Was Diana schon früh über Andrew sagte, erklärt ihre Abneigung gegen ihren Schwager
Prinzessin Diana mit ihrem Mann Charles und ihrem Schwager Andrew
Während die Verbindung von Andrew Mountbatten-Winsdor zu Sexualstraftäter Jeffrey Epstein die Schlagzeilen dominiert, fragen sich wohl viele, wie die Royal Family den in Ungnade gefallenen Ex-Prinzen so lange in ihren Kreisen tolerieren konnte - immerhin schien die verstorbene Queen Elizabeth II. stets ihre schützende Hand über ihren Lieblingssohn zu halten und auch König Charles III. traf finale Entscheidungen in Bezug auf den Umgang mit Andrew erst, als die Enthüllungen über seinen Bruder nicht mehr zu stoppen waren.

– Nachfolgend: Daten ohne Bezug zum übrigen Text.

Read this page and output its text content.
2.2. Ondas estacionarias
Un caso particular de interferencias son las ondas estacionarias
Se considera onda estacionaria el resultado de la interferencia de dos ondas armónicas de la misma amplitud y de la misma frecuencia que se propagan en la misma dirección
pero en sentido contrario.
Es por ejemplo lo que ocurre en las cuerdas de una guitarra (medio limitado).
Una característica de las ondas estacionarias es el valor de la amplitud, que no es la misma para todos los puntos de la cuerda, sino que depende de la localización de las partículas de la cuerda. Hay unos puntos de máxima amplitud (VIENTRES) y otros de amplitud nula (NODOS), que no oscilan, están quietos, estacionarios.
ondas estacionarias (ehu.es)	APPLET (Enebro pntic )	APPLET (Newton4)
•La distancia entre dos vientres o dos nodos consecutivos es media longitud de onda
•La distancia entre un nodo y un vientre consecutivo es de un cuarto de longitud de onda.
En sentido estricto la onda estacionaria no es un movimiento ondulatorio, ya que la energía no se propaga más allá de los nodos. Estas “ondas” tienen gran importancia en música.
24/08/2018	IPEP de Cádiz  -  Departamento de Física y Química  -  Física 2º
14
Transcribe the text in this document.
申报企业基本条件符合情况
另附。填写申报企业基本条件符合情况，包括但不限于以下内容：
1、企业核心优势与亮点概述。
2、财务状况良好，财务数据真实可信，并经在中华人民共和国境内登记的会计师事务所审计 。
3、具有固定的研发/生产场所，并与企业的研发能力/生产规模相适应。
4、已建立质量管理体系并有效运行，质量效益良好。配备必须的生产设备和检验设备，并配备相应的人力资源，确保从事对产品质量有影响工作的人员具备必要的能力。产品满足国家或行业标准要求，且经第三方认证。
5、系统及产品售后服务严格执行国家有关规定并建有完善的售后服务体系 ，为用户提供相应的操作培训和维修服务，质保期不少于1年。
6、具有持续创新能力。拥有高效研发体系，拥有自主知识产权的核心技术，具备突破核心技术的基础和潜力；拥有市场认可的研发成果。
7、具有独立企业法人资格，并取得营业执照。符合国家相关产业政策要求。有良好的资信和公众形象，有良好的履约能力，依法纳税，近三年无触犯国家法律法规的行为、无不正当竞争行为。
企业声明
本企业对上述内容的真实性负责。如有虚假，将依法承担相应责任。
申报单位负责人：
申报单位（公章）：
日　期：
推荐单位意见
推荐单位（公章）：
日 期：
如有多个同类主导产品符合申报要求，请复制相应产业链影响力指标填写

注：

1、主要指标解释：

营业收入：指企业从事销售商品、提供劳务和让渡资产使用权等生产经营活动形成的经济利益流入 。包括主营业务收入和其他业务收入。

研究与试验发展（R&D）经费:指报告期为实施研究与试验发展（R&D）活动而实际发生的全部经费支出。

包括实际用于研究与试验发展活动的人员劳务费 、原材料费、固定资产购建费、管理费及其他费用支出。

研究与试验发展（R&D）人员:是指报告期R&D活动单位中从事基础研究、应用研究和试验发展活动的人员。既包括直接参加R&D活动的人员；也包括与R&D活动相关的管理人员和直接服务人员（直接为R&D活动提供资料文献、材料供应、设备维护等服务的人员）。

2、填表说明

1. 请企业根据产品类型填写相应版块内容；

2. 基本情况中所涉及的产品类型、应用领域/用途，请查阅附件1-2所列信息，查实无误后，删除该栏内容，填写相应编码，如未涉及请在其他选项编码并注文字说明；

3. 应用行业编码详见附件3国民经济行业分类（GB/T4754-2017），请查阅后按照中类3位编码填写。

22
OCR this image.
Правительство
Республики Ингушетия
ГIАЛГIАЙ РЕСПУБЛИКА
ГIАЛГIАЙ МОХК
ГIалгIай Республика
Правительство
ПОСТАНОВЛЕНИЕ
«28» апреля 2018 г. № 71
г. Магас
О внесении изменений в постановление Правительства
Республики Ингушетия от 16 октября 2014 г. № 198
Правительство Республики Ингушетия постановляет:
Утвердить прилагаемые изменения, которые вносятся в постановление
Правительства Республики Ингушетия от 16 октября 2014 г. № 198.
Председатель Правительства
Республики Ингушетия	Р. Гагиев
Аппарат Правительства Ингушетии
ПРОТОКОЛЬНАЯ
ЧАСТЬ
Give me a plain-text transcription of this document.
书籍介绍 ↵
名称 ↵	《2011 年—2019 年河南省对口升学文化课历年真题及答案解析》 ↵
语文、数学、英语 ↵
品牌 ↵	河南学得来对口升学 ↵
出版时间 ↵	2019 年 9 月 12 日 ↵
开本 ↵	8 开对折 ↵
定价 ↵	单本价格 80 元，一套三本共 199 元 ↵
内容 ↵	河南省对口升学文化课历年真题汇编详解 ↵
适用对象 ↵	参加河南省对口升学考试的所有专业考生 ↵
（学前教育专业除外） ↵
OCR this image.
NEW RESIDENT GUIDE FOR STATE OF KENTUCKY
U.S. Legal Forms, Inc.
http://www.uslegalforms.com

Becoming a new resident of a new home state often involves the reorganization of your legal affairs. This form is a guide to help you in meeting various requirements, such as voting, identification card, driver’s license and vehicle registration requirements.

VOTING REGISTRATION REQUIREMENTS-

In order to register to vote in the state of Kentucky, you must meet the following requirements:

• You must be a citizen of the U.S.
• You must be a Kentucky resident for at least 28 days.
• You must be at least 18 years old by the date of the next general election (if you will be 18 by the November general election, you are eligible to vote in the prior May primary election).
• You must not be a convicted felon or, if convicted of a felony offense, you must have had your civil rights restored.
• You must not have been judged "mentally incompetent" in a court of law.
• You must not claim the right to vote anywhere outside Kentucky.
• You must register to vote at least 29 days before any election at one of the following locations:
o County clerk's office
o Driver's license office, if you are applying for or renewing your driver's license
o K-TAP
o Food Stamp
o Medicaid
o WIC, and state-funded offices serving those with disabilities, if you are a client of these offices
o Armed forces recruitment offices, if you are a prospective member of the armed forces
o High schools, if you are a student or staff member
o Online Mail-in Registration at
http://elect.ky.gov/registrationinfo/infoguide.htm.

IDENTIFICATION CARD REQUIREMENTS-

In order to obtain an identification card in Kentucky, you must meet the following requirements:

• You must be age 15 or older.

Immerhin ein Mitglied der britischen Königsfamilie machte keinen Hehl daraus, eine Abneigung gegen Andrew zu hegen. Die verstorbene Prinzessin Diana hatte bekanntlich ein ambivalentes Verhältnis zu ihrem Schwager.
Diana hatte von Anfang an Abneigung gegen Andrew
Die Mutter von Prinz William und Prinz Harry soll bereits früh Argwohn gegenüber seiner Persönlichkeit empfunden und den Bruder ihres Ex-Mannes Charles als laut und teils aggressiv beschrieben haben. In seinem Buch "Entitled: The Rise and Fall of the House of York" behauptet Autor Andrew Lownie jedenfalls, Diana sei kein Fan von Andrew gewesen.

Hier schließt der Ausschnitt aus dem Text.